What makes American politics powerful is the breadth of expressions accepted in our society. It's been wildly across the board: as wild as the Civil War in the 1860s to the frightenly uniform McCarthy Era of the 1950s. The time of the Whigs of the 1830s-1850s, the Wobblies in their heyday of the 1920s. the time of the The Oneida Community (1840s). I believe we thrive when multiple, even conflicting views are part of the general landscape.
America of the first decade of the 21st century has been too monolithic. The conservative conquering of Congress, and then Bush's "election" in 2000 and "re-"election in 2004 gave a very narrow segment of the US population a voice. The fallout from the downfall of this pinnacle is the creation of a chasm. On one side are the religious and ideologues. On another are the social and, on yet another side, fiscal conservatives. The last side of this chasm (which reassuringly resembles a set of mesas in the desert than a single divide) is of the moderate or liberal political and social wings.

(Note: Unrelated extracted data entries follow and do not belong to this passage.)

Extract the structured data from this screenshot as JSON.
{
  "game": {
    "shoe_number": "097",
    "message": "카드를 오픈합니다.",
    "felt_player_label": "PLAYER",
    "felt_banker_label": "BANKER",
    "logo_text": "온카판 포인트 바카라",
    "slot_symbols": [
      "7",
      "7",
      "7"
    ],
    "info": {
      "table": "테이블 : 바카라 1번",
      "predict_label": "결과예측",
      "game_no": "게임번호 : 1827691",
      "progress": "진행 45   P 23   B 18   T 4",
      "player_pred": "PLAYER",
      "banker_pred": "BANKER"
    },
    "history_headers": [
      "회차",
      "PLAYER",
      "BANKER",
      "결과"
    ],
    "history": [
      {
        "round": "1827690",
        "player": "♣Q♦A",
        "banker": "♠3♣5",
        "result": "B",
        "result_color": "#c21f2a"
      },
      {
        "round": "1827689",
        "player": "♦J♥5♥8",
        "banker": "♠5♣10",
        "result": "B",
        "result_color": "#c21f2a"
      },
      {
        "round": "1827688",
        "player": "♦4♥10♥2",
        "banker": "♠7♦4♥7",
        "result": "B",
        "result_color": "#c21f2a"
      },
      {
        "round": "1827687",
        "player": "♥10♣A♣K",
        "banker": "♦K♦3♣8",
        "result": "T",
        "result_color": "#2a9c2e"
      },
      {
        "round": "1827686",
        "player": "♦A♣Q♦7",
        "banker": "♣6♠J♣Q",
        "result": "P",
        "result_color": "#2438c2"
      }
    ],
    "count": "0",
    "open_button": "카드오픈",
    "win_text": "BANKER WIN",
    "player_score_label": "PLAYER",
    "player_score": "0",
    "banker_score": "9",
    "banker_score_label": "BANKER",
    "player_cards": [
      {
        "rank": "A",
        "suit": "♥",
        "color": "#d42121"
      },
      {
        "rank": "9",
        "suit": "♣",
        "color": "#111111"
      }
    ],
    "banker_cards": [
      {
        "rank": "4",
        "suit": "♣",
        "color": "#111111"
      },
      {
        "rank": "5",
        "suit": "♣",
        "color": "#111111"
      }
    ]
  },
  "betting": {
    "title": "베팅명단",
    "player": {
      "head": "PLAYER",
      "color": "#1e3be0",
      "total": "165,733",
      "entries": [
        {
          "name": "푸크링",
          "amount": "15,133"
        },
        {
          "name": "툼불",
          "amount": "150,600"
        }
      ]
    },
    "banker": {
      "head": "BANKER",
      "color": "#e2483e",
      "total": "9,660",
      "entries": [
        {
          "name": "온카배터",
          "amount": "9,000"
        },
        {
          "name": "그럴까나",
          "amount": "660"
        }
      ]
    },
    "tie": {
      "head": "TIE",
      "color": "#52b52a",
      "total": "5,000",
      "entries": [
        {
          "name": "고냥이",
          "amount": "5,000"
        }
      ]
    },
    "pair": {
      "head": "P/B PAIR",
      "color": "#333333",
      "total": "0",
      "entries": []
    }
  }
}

The Republican party is in the process of giving birth. Or expelling a demon. It's become so internally polarized that the only clear solution is for it to expel that which poisons it. A Republican party home to a wide variety of religious views would be theoretically far more attractive than the wild-eyed fanatic it's become. (Of course, if Limbaugh's version of secular fanatacism takes the helm, all bets are off!)
But the glimmer of hope to create a fuller spectrum of thought, even as the country makes its next pendulous tilt to the left, is as important as the leftward shift is personally for me.